A thunderclap of flapping wings made me slam on my brakes, skidding my bike tires in the sand. In a small clearing, not one but two bald eagles, startled by my approach, were taking flight right in front of me. They hovered just above my head before catching the stiff offshore breeze.
It was my closest encounter to date with our national symbol in the wild — but this wasn't my usual eagle-spotting territory on the Mississippi River or Lake Superior. This was the tropical Gulf of Mexico, and I was in Florida, immersed in the palm trees, beaches and wildlife on the remote island of Cayo Costa, some 25 miles west of Fort Myers.
I poked out of the woods onto a deserted beach on the leeward end of the isle. Floating brown pelicans were enjoying protection from the wind, but no one else was around. This wasn't just "Old Florida"; this was Florida before Ponce de Leon even named it Florida.
A spot on my map labeled "Quarantine Rocks" marked this beach as a circa-1900 military quarantine for incoming foreign ships. Seafarers once had to stop here and be tested for malaria and yellow fever — and perhaps submit to a longer stay. The only trace I could find was some weathered old posts embedded in the sand. Just a few weeks after my trip one year ago, the word "quarantine" would become a little more personal for all of us. Thinking back, that wild paradise on Cayo Costa felt like a better place to hide away from disease than, say, a snowed-in duplex Up North.
The local tourism industry seems to know it. Last fall the Beaches of Fort Myers and Sanibel aired a series of TV commercials in the Midwest with romantic, spacious imagery I recognized from the trip. This winter, when leisure travel is discouraged, Minnesotans who do find themselves in Lee County, Fla., could do a lot worse than escaping the crowds on Cayo Costa.
There has long been a wide pipeline between Minnesota and Fort Myers, with upward of 10 nonstop flights arriving every day, even now. The Twins are kicking off their 31st spring training at the city's Hammond Stadium, with limited spectators. Baseball or not, visitors landing at Southwest Florida International Airport will first want to beeline to one of the coastal island communities of Fort Myers Beach and Sanibel.
Last winter, downtown Fort Myers Beach was a riot of swimsuit shops, seafood palaces, open-air bars, rooftop brunches and bumper-to-bumper traffic on the sole two-lane drag.

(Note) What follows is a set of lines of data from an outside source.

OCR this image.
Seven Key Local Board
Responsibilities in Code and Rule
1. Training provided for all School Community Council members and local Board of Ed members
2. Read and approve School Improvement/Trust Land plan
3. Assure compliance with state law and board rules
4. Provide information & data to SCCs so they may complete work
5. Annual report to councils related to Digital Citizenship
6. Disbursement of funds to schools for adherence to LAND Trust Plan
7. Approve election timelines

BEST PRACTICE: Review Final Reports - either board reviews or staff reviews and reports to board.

Surfside resorts blasted reggae and country music and a few college bros played beach games, but most of the sandy real estate was packed with tanned and burned baby boomers who most definitely seemed to be doing OK. Wasting away in margaritaville was all well and good for a day or three — but even back when the coronavirus pandemic was still a rumor, I wanted to find a more natural, unpopulated side of southwest Florida.
Key by the coast
I was staying in Fort Myers Beach as a guest of my girlfriend Sabrina's family, who has been escaping there annually for three decades. At the rental-car counter, my eyes skimmed the tourist map and landed on an unnamed island in the upper left corner, in a remote archipelago that might well have been labeled "Here Be Dragons" — or, at least, "Here Be Dolphins." That island is Cayo Costa ("key by the coast," pronounced in flat English: kay-oh cost-ah), and it's one of Florida's least-visited state parks since it's only accessible by boat.